A Cangica – revista natalense
para as festas juninas.
Por Luiz Gonzaga Cortez .
A Revista A Cangica (com g mesmo), que circulou em Natal nos anos 30, editada por Francisco Tibyro, não tem páginas numeradas nem o nome da tipografia que imprimiu o número 06, junho de 1931, que eu tenho em mãos como preciosa relíquia documental das festas sãojoanescas do passado. Creio que existam outros exemplares na Biblioteca do Instituto Histórico e Geográfico do RN, em sebos e colecionadores. Além de não registrar nenhuma menção ao folclorista Luís da Câmara Cascudo, nesta edição (não conheço as anteriores), a página que seria a dois das 48 páginas, caso estivessem numeradas, traz uma revelação importante para mim. Um simples anúncio de bar é uma prova inconteste de que a expressão “lunche”, que originou o nosso lanche, já era usual em 1931, em Natal. Portanto, muitos anos antes da chegada dos americanos em Natal, durante a Segunda Guerra (1942/1946). Então, é conversa fiada que lanche “pegou” em Natal por causa dos americanos. O simplório anúncio do “Aéro-Bar”, de Vicente Romano, tinha o seguinte texto: “O mais completo e hygienico serviço de bar. Sorvetes, cremes, refrescos, frios, leite, qualhada, lunches, chocolatres, café, bolos, bebidas geladas, etc. Activo serviço de garçons.Avenida Tavares de Lyra – Ribeira”.

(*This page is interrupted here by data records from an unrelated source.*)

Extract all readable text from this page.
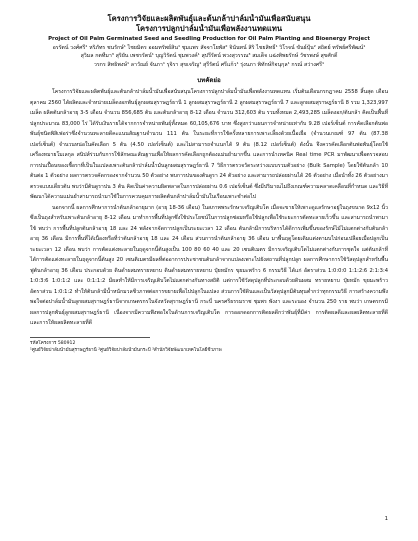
โครงการวิจัยและผลิตพันธุ์และต้นกล้าปาล์มน้ำมันเพื่อสนับสนุน
โครงการปลูกปาล์มน้ำมันเพื่อพลังงานทดแทน
Project of Oil Palm Germinated Seed and Seedling Production for Oil Palm Planting and Bioenergy Project

อรรัตน์ วงศ์ศรี¹ หริภัทร ชนรักษ์¹ ไชยมิตร ออมทรัพย์สิน¹ ชุมแพร สัจจาโยพัส² จินันทน์ สิริ ไชยสิทธิ์¹ วิโรจน์ ขันธ์ปุ้น² สถิตย์ ทรัพย์ศรีพัฒน์¹

สุวิมล กตที่มา³ สุริยัน เพชรรัตน์¹ บุญวิรัตน์ ชุมพวงค์¹ สุปรีรัตน์ พวงสุวรรณ³ สมเด็จ แฉ่งทิพยรักษ์ วัชรพงษ์ สุขศักดิ์

วรกร สิทธิพงษ์¹ ลาวัณย์ จันภา¹ รุจิรา สุขเจริญ¹ สุรีรัตน์ ศรีแก้ว¹ รุ่งนภา พิทักษ์กิจนุกุล¹ กรณ์ สว่างศรี¹

บทคัดย่อ

โครงการวิจัยและผลิตพันธุ์และต้นกล้าปาล์มน้ำมันเพื่อสนับสนุนโครงการปลูกปาล์มน้ำมันเพื่อพลังงานทดแทน เริ่มต้นเดือนกรกฎาคม 2558 สิ้นสุด เดือนตุลาคม 2560 ได้ผลิตและจำหน่ายเมล็ดงอกพันธุ์ลูกผสมสุราษฎร์ธานี 1 ลูกผสมสุราษฎร์ธานี 2 ลูกผสมสุราษฎร์ธานี 7 และลูกผสมสุราษฎร์ธานี 8 รวม 1,323,997 เมล็ด ผลิตต้นกล้าอายุ 3-5 เดือน จำนวน 856,685 ต้น และต้นกล้าอายุ 8-12 เดือน จำนวน 312,603 ต้น รวมทั้งหมด 2,493,285 เมล็ดงอก/ต้นกล้า คิดเป็นพื้นที่ปลูกประมาณ 83,000 ไร่ ได้รับเงินรายได้จากการจำหน่ายพันธุ์ทั้งหมด 60,105,676 บาท ซึ่งสูงกว่าแผนการจำหน่ายเท่ากับ 9.28 เปอร์เซ็นต์ การคัดเลือกต้นพ่อพันธุ์ชนิดพิสิเฟอร่าซึ่งจำนวนทะลายดีคะแนนสัณฐานจำนวน 111 ต้น ในระยะที่การใช้ครั้งหลายการเพาะเลี้ยงด้วยเนื้อเยื่อ (จำนวนเกณฑ์ 97 ต้น (87.38 เปอร์เซ็นต์) จำนวนหน่อในคัดเลือก 5 ต้น (4.50 เปอร์เซ็นต์) และไม่สามารถจำแนกได้ 9 ต้น (8.12 เปอร์เซ็นต์) ดังนั้น จึงควรคัดเลือกต้นพ่อพันธุ์โดยใช้เครื่องหมายโมเลกุล สนิปส์ร่วมกับการใช้ลักษณะสัณฐานเพื่อให้ผลการคัดเลือกถูกต้องแม่นยำมากขึ้น และการนำเทคนิค Real time PCR มาพัฒนาเพื่อตรวจสอบการปนเปื้อนของเชื้อราที่เป็นในแปลงเพาะต้นกล้าปาล์มน้ำมันลูกผสมสุราษฎร์ธานี 7 วิธีการตรวจวัดระหว่างแบบรวมตัวอย่าง (Bulk Sample) โดยใช้ต้นกล้า 10 ต้นต่อ 1 ตัวอย่าง ผลการตรวจคัดกรองจากจำนวน 50 ตัวอย่าง พบการปนของต้นดูรา 24 ตัวอย่าง และสามารถปล่อยผ่านได้ 26 ตัวอย่าง เมื่อนำทั้ง 26 ตัวอย่างมาตรวจแบบเดี่ยวต้น พบว่ามีต้นดูราปน 3 ต้น คิดเป็นค่าความผิดพลาดในการปล่อยผ่าน 0.6 เปอร์เซ็นต์ ซึ่งมีปริมาณไม่ถึงเกณฑ์ความคลาดเคลื่อนที่กำหนด และวิธีที่พัฒนาได้ความแม่นยำสามารถนำมาใช้ในการควบคุมการผลิตต้นกล้าปาล์มน้ำมันในเรือนเพาะชำต่อไป

นอกจากนี้ ผลการศึกษาการนำต้นกล้าอายุมาก (อายุ 18-36 เดือน) ในสภาพพระรักษาเจริญเติบโต เมื่อจะขายให้เพาะดูแลรักษาอยู่ในถุงขนาด 9x12 นิ้วซึ่งเป็นถุงสำหรับเพาะต้นกล้าอายุ 8-12 เดือน มาทำการพื้นที่ปลูกซึ่งใช้ประโยชน์ในการปลูกซ่อมหรือใช้ปลูกเพื่อใช้ระยะการตัดทะลายเร็วขึ้น และสามารถนำพามาใช้ พบว่า การพื้นที่ปลูกต้นกล้าอายุ 18 และ 24 พลังจากจัดการปลูกเป็นระยะเวลา 12 เดือน ต้นกล้ามีการบริหารได้ดีการเพิ่มขึ้นของรักษ์ไม้ไม่แตกต่างกับต้นกล้าอายุ 36 เดือน มีการพื้นที่ได้เนื่องหรือที่ว่าต้นกล้าอายุ 18 และ 24 เดือน ส่วนการนำต้นกล้าอายุ 36 เดือน มาพื้นฤดูโดยเดิมแต่งตามบไปก่อนเปลือยเมื่อปลูกเป็นระยะเวลา 12 เดือน พบว่า การตัดแต่งทะลายในฤดูจากนี้ต้นสูงเป็น 100 80 60 40 และ 20 เซนติเมตร มีการเจริญเติบโตไม่แตกต่างกับการชุตใจ แต่ต้นกล้าที่ได้การตัดแต่งทะลายในฤดูจากนี้ต้นสูง 20 เซนติเมตรมีผลที่ต่ออาการประชาชนต้นกล้าจากแปลงเพาะไปยังสถานที่ปลูกปลูก ผลการศึกษาการใช้วัสดุปลูกสำหรับพื้นฟูต้นกล้าอายุ 36 เดือน ประกอบด้วย ดินดำผสมทรายหยาบ ดินดำผสมทรายหยาบ ปุ๋ยหมักร ขุยมะพร้าว 6 กรรมวิธี ได้แก่ อัตราส่วน 1:0:0:0 1:1:2:6 2:1:3:4 1:0:3:6 1:0:1:2 และ 0:1:1:2 มีผลทำให้มีการเจริญเติบโตไม่แตกต่างกันทางสถิติ แต่การใช้วัสดุปลูกที่ประกอบด้วยดินผสม ทรายหยาบ ปุ๋ยหมัก ขุยมะพร้าว อัตราส่วน 1:0:1:2 ทำให้ต้นกล้ามีน้ำหนักมวลชีวภาพต่อการขยายเพื่อไปปลูกในแปลง ส่วนการใช้ดินและเป็นวัสดุปลูกมีต้นทุนต่ำกว่าทุกกรรมวิธี การสร้างความพึงพอใจต่อปาล์มน้ำมันลูกผสมสุราษฎร์ธานีจากเกษตรกรในจังหวัดสุราษฎร์ธานี กระบี่ นครศรีธรรมราช ชุมพร พังงา และระนอง จำนวน 250 ราย พบว่า เกษตรกรมีผลการปลูกพันธุ์ลูกผสมสุราษฎร์ธานี เนื่องจากมีความพึงพอใจในด้านการเจริญเติบโต การออกดอกการติดผลดีกว่าพันธุ์ที่มีค่า การติดผลดีและผลผลิตทะลายที่ดี และการให้ผลผลิตทะลายที่ดี

รหัสโครงการ 580912

¹ศูนย์วิจัยปาล์มน้ำมันสุราษฎร์ธานี ²ศูนย์วิจัยปาล์มน้ำมันกระบี่ ³สำนักวิจัยพัฒนาเทคโนโลยีชีวภาพ

1
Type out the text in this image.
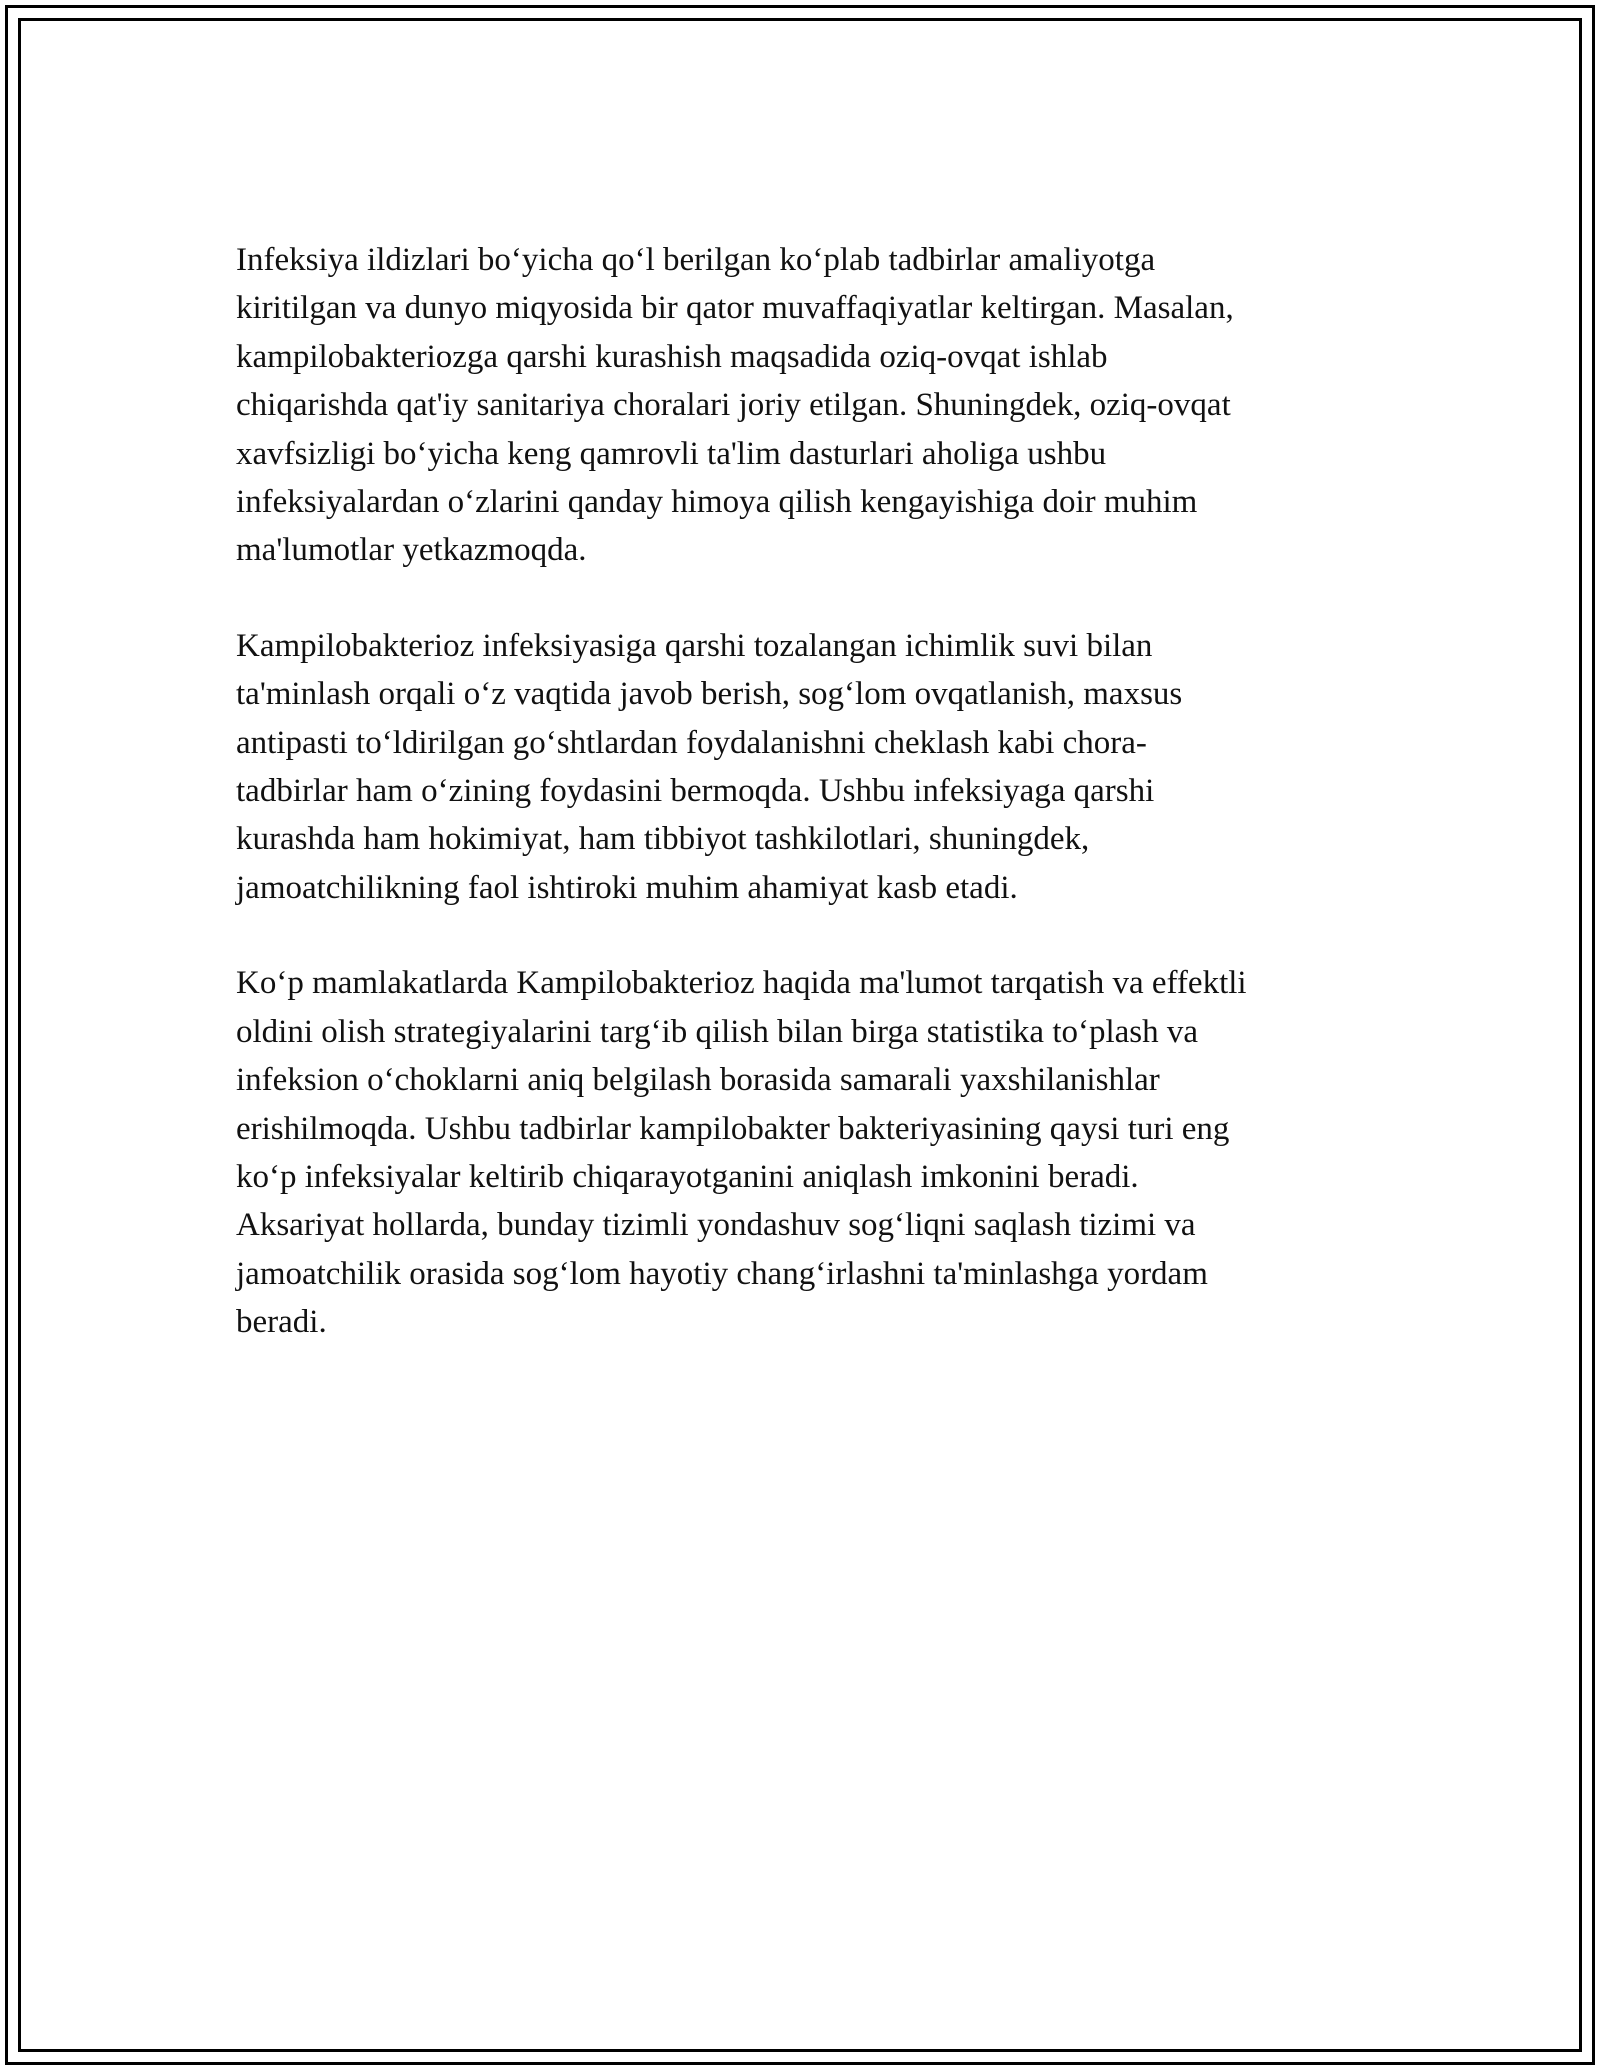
Infeksiya ildizlari bo‘yicha qo‘l berilgan ko‘plab tadbirlar amaliyotga
kiritilgan va dunyo miqyosida bir qator muvaffaqiyatlar keltirgan. Masalan,
kampilobakteriozga qarshi kurashish maqsadida oziq-ovqat ishlab
chiqarishda qat'iy sanitariya choralari joriy etilgan. Shuningdek, oziq-ovqat
xavfsizligi bo‘yicha keng qamrovli ta'lim dasturlari aholiga ushbu
infeksiyalardan o‘zlarini qanday himoya qilish kengayishiga doir muhim
ma'lumotlar yetkazmoqda.

Kampilobakterioz infeksiyasiga qarshi tozalangan ichimlik suvi bilan
ta'minlash orqali o‘z vaqtida javob berish, sog‘lom ovqatlanish, maxsus
antipasti to‘ldirilgan go‘shtlardan foydalanishni cheklash kabi chora-
tadbirlar ham o‘zining foydasini bermoqda. Ushbu infeksiyaga qarshi
kurashda ham hokimiyat, ham tibbiyot tashkilotlari, shuningdek,
jamoatchilikning faol ishtiroki muhim ahamiyat kasb etadi.

Ko‘p mamlakatlarda Kampilobakterioz haqida ma'lumot tarqatish va effektli
oldini olish strategiyalarini targ‘ib qilish bilan birga statistika to‘plash va
infeksion o‘choklarni aniq belgilash borasida samarali yaxshilanishlar
erishilmoqda. Ushbu tadbirlar kampilobakter bakteriyasining qaysi turi eng
ko‘p infeksiyalar keltirib chiqarayotganini aniqlash imkonini beradi.
Aksariyat hollarda, bunday tizimli yondashuv sog‘liqni saqlash tizimi va
jamoatchilik orasida sog‘lom hayotiy chang‘irlashni ta'minlashga yordam
beradi.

Para os padrões modernos, A Cangica recebia bom respaldo privado, principalmente de farmácias, armazéns, bares, restaurantes, importadores de veículos e máquinas de Natal e Macaíba, e estrangeiros. Sim, há uma publicidade da “Companhia Générale Aeropostale – C.G.A. – Serviço Postal Aéreo – Europa – Africa –Sul America”, que funcionava na Avenida Tavares de Lyra,34, que anunciava “Correio para todas as partes do mundo”, na sexta-feira para o sul e no sábado para a Europa.
Naqueles tempos as mulheres não usavam bolsas, mas carteiras, conforme anúncio de página inteira da firma A. Mesquita & Cia, na praça Augusto Severo, que tinha a loja “Natal Modelo” com “a mais alta novidade em chapéos para homens, senhoras e creanças”. Além de anúncios dos bares como a Cova da Onça, de Leite & Cia. dentre outros,há outros de O Bazar Carioca, de Pedro Affonso, Carlos Elihimas & Companhia, Agencia Internacional, Fábrica de Cigarros Vigilante, etc. Seria cansativo registrar todos os anúncios dos comerciantes da Ribeira e Cidade Alta. Publicidade oficial não há, assim como nenhum registro de atividade política. Só São João. Crônicas, sonetos, poemas, contos e pequenas histórias, algumas simplórias. O poeta Jayme Wanderley é um dos que ocupam mais espaços na revista e autor do editorial “O calor das fogueiras”, do qual transcrevo um trecho sobre os folguedos saojanescos daqueles tempos, mantendo a grafia da época: “As morenas timoratas, aquellas cujos olhos luminosos de esperanças rodeiam as mezas das advinhações caseiras; aquelas que procuram um prato tradicional de cangica, não a cabeça ensangüentada de um amoroso e romântico apaixonado, mas que cubiçam e cuidam encontrar a aliança que foi jogada no tacho fervente do doce gostoso, para saber o bom ou mau prenuncio, que lhes pode advir do casamento, as travessas, as inquietas, as deliciosas raparigas que fazem o sonho promissor depois dos jejuns, de sortilégios e rezas suspeitas, para ver se logram ou não a conquista do amor por que anseiam; as que brincam á margem das fogueiras crepitadoras, que alteiam a chamma entre improvisados jardins nos terreiros das vivendas em festas e se casam e se baptisam e se tomam de afinidades familiares, entre o alarido da creançada, o estalejar da lenha verde ardendo e a toada monótona dos violeiros adestrados, que rebatem e repinicam o hexacordio melodioso, de cujo bojo sonoro se desprende o rytmo suggestivo das CAPELLINHAS DE MELÃO e da scenas bizarras dos PASTORIS , todas essas bonecas anonymas, sereias de exquesitas seduções, imbuídas de superstições e de crendices, se illudem para enganar a alma que precisa de illusões”. Ufa!.